All but three of the 99 operating U.S. nuclear power plants are in the highest two safety categories according to the country's nuclear industry regulator. Seven, the Nuclear Regulatory Commission said, have issues of low significance that require attention, while three have more significant concerns to resolve.

NRC logoThe Nuclear Regulatory Commission said eleven plants had issues of low significance that required attention, but four of those – Duane Arnold near Cedar Rapids, Iowa, Milestone 3 in Connecticut and Susquehanna Units 1 and 2, about 70 miles northeast of Harrisburg, Pennsylvania – had already resolved the regulator's concerns and were rejoining the nation's other 85 reactors with no current safety concerns.

The following plants were listed as having low level concerns that still require attention: Clinton and Dresden 2 in Illinois, Davis Besse in Ohio, Indian Point 3 in New York, Prairie Island 2 in Minnesota, River Bend in Louisiana and Sequoyah 1 in Tennessee.

There were no plants listed in the third category that includes plants with more significant issues to address, but three plants – Arkansas Nuclear One Units 1 and 2 and Pilgrim in Massachusetts are in category four, one category away from a mandatory shutdown.

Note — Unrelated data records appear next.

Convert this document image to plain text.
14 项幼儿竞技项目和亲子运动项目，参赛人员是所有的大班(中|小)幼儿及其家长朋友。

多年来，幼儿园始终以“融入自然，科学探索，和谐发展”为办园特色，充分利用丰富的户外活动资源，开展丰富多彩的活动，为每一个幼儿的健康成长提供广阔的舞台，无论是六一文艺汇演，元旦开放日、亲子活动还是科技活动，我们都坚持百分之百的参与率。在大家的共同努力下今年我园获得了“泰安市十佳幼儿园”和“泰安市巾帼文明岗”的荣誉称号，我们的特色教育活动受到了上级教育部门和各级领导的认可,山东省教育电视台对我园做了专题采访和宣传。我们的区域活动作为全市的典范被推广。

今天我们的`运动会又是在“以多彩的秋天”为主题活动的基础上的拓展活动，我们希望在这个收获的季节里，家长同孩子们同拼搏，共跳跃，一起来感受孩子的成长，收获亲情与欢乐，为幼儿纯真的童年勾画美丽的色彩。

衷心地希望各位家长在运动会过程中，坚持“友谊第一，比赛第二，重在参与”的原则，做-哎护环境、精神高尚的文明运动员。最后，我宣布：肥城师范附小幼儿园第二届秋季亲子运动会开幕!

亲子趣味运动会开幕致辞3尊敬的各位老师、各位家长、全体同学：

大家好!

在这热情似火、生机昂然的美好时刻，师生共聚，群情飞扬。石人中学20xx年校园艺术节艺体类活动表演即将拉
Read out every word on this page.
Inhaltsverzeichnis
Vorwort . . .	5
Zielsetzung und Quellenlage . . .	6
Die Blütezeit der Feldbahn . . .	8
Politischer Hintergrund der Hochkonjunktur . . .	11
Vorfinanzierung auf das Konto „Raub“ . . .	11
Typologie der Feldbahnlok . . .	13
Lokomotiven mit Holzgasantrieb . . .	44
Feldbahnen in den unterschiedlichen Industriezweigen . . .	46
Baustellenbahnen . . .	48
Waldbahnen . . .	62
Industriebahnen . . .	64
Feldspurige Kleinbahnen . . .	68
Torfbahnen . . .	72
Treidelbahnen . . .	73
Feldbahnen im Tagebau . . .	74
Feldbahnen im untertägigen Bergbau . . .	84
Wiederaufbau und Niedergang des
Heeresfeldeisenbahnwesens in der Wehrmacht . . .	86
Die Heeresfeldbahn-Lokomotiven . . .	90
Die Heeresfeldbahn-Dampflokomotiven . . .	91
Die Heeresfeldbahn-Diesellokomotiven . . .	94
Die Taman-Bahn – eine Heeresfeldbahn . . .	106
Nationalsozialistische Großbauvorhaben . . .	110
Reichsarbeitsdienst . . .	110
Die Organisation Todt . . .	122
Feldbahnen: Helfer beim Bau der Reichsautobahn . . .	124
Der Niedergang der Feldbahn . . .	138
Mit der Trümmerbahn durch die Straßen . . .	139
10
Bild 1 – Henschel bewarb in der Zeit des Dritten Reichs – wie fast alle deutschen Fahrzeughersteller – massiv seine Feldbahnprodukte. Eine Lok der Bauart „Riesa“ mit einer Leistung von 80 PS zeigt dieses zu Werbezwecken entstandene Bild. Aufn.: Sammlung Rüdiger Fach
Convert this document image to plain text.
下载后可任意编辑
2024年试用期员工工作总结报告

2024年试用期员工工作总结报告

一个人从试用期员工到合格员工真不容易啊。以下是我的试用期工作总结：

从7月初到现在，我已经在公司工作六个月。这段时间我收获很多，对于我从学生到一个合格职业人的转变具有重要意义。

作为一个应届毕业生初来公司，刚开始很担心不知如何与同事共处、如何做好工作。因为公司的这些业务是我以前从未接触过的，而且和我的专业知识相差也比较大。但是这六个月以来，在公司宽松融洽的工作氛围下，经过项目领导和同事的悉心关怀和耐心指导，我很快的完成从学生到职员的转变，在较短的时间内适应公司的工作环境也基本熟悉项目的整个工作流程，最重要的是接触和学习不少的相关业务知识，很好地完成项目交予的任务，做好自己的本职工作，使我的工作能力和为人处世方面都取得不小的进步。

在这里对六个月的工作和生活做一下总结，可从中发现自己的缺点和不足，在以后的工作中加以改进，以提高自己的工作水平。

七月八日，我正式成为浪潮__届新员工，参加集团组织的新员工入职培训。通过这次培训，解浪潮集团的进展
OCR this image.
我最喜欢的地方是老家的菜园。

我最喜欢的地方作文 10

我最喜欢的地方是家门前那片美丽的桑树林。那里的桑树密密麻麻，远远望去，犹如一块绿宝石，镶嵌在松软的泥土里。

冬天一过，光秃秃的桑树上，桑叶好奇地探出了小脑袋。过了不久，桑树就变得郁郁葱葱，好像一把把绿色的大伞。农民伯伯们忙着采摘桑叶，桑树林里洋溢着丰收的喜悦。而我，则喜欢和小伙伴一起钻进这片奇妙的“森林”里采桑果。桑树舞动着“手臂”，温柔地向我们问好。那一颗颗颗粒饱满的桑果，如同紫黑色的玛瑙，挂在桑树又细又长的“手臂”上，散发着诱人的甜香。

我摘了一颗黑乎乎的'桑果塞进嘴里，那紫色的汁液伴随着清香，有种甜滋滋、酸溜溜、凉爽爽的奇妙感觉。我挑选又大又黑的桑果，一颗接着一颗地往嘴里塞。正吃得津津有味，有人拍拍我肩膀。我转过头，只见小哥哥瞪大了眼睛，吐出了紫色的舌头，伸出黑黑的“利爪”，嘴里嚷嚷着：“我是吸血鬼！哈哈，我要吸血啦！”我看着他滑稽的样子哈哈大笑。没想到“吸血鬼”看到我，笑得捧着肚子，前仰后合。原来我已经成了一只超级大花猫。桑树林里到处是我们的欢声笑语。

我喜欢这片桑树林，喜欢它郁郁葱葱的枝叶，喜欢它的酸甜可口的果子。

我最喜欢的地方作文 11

Nuclear One Units 1 and 2 are have two concerns that are deemed “substantial significance,” the NRC said. Pilgrim, on the other hand, is in category four “because of long-standing issues of low-to-moderate safety significance,” the agency said.

Essentially, all but three of 99 operating plants in the United States are running with a clean slate or with issues of low significance that need to be addressed.

Letters to plant operators have been sent out. Every six months operators are sent letters advising them of their most recent assessment. The letters include the NRC's inspection plan for that plant.

“These assessment letters are the result of a holistic review of operating performance at each domestic power reactor facility,” said Bill Dean, director of the Office of Nuclear Reactor Regulation.

Each plant's assessment letter is available on the NRC Web site, as is the agency's assessment of the nuclear power construction projects in Georgia and South Carolina and the Watts Bar Unit 2 reactor in Tennessee, which has yet to begin commercial operations, but was granted its first operating license in October 2015.